To kick-start the promotion for their upcoming eleventh studio album, the Manics have just released the new record’s title track, ‘Rewind the Film’. It’s a great song, and the addition of Richard Hawley is a perfect touch, but the real emotional weight lies in the accompanying video. The film depicts a day in the life of Trehafod in the Rhondda Valley, and is described by Michael Cragg in The Guardian, somewhat brazenly and patronisingly, as ‘[following] an elderly man around a dilapidated village, before he and the locals enjoy a cheery game of Bingo.’
It’s poignant stuff, and as someone born and raised South Wales I can’t deny I’ve had a lump in my throat each time I’ve watched it. Despite that, however, the most prominent feeling I have is one of unease at the depiction of Wales and ‘Welshness’ featured here. As someone mentioned on Twitter, “it’s sentimental tosh like this that gives the beautiful valleys a bad name.” I’m not sure I fully agree, but I feel there’s a case to be made that the video’s overt sentimentality can be more damaging than invigorating, despite the undoubted power the images possess in conveying a sense of heartbreaking decay and loss.

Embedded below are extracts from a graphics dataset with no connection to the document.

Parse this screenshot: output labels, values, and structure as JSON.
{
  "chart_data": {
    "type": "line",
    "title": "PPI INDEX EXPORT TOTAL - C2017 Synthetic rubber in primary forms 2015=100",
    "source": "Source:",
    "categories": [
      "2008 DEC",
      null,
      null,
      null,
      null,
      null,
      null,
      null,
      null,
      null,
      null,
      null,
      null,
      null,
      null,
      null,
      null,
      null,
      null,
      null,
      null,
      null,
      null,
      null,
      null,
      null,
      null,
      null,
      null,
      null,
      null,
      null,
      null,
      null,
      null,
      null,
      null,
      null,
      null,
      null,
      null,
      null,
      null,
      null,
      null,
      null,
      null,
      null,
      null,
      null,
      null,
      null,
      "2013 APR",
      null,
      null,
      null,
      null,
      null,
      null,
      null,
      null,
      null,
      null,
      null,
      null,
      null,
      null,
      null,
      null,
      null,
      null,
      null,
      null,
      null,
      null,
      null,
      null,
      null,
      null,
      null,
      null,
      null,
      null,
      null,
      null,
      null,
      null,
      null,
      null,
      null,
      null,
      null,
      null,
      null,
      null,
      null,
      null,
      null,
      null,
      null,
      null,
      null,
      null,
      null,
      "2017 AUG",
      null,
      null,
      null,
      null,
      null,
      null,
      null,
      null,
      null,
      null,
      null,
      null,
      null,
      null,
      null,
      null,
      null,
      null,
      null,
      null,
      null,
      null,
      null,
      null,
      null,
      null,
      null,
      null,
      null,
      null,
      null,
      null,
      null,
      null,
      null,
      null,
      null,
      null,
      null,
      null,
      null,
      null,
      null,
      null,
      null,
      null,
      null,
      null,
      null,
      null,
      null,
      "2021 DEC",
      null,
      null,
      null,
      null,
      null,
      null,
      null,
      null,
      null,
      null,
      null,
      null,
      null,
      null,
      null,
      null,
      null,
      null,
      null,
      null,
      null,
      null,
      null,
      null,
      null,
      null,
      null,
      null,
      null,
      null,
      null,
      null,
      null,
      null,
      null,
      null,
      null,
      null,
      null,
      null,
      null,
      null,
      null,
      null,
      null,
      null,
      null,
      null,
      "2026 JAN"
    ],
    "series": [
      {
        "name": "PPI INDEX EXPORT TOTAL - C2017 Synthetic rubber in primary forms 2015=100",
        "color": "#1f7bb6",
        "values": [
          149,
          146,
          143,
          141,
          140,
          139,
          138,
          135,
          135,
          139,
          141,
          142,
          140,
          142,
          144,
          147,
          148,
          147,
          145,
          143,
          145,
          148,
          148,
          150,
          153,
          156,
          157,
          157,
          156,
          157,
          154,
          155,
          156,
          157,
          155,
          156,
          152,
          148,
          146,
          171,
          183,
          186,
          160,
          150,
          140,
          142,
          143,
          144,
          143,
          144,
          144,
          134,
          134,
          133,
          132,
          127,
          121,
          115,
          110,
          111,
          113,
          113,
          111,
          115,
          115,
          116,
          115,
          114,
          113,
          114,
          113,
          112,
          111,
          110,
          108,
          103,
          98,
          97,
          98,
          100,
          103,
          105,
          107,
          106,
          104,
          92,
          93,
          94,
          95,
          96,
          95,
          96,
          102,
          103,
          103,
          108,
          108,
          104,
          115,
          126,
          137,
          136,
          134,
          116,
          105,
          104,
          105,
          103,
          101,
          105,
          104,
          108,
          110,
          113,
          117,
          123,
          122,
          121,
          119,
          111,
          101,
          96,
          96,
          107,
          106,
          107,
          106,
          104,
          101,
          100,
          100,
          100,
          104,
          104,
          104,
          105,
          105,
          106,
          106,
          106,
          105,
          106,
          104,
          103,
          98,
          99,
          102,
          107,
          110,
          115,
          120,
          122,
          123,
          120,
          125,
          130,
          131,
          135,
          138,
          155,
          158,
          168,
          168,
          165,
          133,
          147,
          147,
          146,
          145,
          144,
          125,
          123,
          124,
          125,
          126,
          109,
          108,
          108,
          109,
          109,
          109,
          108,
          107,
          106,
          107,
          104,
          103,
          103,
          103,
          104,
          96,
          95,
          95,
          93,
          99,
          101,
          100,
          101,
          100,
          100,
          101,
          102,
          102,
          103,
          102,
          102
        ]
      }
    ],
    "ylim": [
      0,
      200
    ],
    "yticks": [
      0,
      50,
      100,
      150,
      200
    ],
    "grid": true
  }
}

While I don’t doubt that the video portrays places, issues and themes that the Manics hold dear to them (as do I), I fear they have fallen into the trap of adding a romanticism to the ‘noble decline’ of the industrial heartland of Wales. There should be nothing romantic in portraying how working class communities have feebly clung on to life after being chewed up and spat out by a succession of neoliberal governments. This portrayal of life in the post-industrial Valleys – while hinting at the tendency for poetic, romantic self-destruction that some say is inherent to Welsh self-identification (Manics lyricist Nicky Wire among them) – serves little purpose beyond aestheticising the everyday mundanity of Valley life, not to mention paying little mind to the vibrancy and human spirit that still remains.
I’m a long-time fan of the Manics, and hold a special affection for them in ways that I don’t for any other band; but they’ve always been at their best – both aesthetically and politically – when their glam-punk, escapist sensibility shines through, particularly in their early work. I feel this is the most effective way in which the Manics express their politics, rather than the cloying (albeit powerful) sentimentality of ‘Rewind the Film’.
Rhian Jones has written far more lucidly than I on the subject of South Wales and its cultural identity, again through the prism of the Manics, in her excellent Little Empires series. Richard King and Robin Turner’s collaborative blog also discusses similar issues, and is well worth a read.
While researching this article I stumbled across a small photo-esssay published in Vice earlier this year. It’s a brief tour of Newport’s pubs and bars, many of which I’ve spent time in, and it had a similar effect on me as the Manics video discussed above.